The effect of Brexit also appears to have remained quite limited when comparing Russia to its peers in CEEMEA. A moderate adverse effect through the trade channel is likely, while the financial channel is subdued because of external deleveraging that took place since imposing of sanctions, noted Morgan Stanley in a research report.
“As external conditions improve, we revise our growth projections upward to -0.6 percent Y in 2016 and 1.4 percent Y in 2017 versus -2.1 percent Y and 0.9 percent Y before”, added Morgan Stanley.
Improved oil price outlook is the main reason for the upward revision. A USD 43 per barrel average Urals oil price in 2016 is expected and USD 50 per barrel in 2017.

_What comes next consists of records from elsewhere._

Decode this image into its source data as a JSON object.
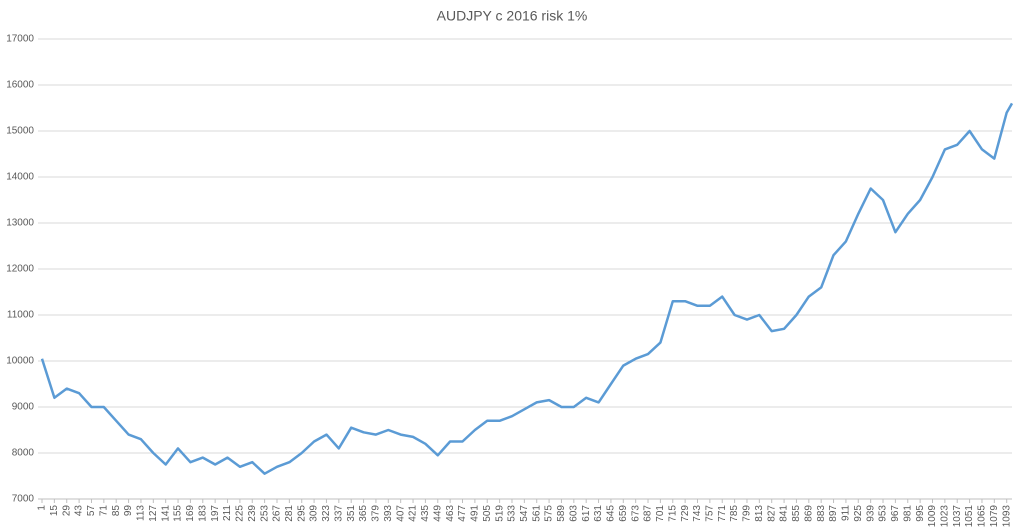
{
  "chart_data": {
    "type": "line",
    "title": "AUDJPY c 2016 risk 1%",
    "x": [
      1,
      15,
      29,
      43,
      57,
      71,
      85,
      99,
      113,
      127,
      141,
      155,
      169,
      183,
      197,
      211,
      225,
      239,
      253,
      267,
      281,
      295,
      309,
      323,
      337,
      351,
      365,
      379,
      393,
      407,
      421,
      435,
      449,
      463,
      477,
      491,
      505,
      519,
      533,
      547,
      561,
      575,
      589,
      603,
      617,
      631,
      645,
      659,
      673,
      687,
      701,
      715,
      729,
      743,
      757,
      771,
      785,
      799,
      813,
      827,
      841,
      855,
      869,
      883,
      897,
      911,
      925,
      939,
      953,
      967,
      981,
      995,
      1009,
      1023,
      1037,
      1051,
      1065,
      1079,
      1093,
      1099
    ],
    "series": [
      {
        "name": "AUDJPY",
        "color": "#5b9bd5",
        "values": [
          10050,
          9200,
          9400,
          9300,
          9000,
          9000,
          8700,
          8400,
          8300,
          8000,
          7750,
          8100,
          7800,
          7900,
          7750,
          7900,
          7700,
          7800,
          7550,
          7700,
          7800,
          8000,
          8250,
          8400,
          8100,
          8550,
          8450,
          8400,
          8500,
          8400,
          8350,
          8200,
          7950,
          8250,
          8250,
          8500,
          8700,
          8700,
          8800,
          8950,
          9100,
          9150,
          9000,
          9000,
          9200,
          9100,
          9500,
          9900,
          10050,
          10150,
          10400,
          11300,
          11300,
          11200,
          11200,
          11400,
          11000,
          10900,
          11000,
          10650,
          10700,
          11000,
          11400,
          11600,
          12300,
          12600,
          13200,
          13750,
          13500,
          12800,
          13200,
          13500,
          14000,
          14600,
          14700,
          15000,
          14600,
          14400,
          15400,
          15600
        ]
      }
    ],
    "xlim": [
      1,
      1099
    ],
    "xticks": [
      1,
      15,
      29,
      43,
      57,
      71,
      85,
      99,
      113,
      127,
      141,
      155,
      169,
      183,
      197,
      211,
      225,
      239,
      253,
      267,
      281,
      295,
      309,
      323,
      337,
      351,
      365,
      379,
      393,
      407,
      421,
      435,
      449,
      463,
      477,
      491,
      505,
      519,
      533,
      547,
      561,
      575,
      589,
      603,
      617,
      631,
      645,
      659,
      673,
      687,
      701,
      715,
      729,
      743,
      757,
      771,
      785,
      799,
      813,
      827,
      841,
      855,
      869,
      883,
      897,
      911,
      925,
      939,
      953,
      967,
      981,
      995,
      1009,
      1023,
      1037,
      1051,
      1065,
      1079,
      1093
    ],
    "ylim": [
      7000,
      17000
    ],
    "yticks": [
      7000,
      8000,
      9000,
      10000,
      11000,
      12000,
      13000,
      14000,
      15000,
      16000,
      17000
    ],
    "grid": true
  }
}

The high frequency data still indicates towards the economy shrinking in the second quarter of 2016. The Russian economy is likely to flatten on sequential basis in the third quarter and turn positive in the fourth quarter, stated Morgan Stanley.
Meanwhile, subdued domestic demand, recovery of the Russian ruble and tight monetary policy eased inflation pressures in the Russian economy. In March, inflation decelerated to 7.3 percent, faster than anticipated. The Bank of Russia preferred to err on the side of caution and maintain the key rate on hold at 11 percent until June, said Morgan Stanley. An improved oil outlook and RUB appreciation has improved the inflation outlook.
“We expect inflation to average 7.2 percent Y in 2016, slowing down to 6.1 percent Y by the end of the year, and 5.5 percent Y in 2017, slowing down to 5.4 percent Y by the end of the year”, said Morgan Stanley.
In spite of the prudent monetary policy, additional deceleration of inflation would become difficult in 2017.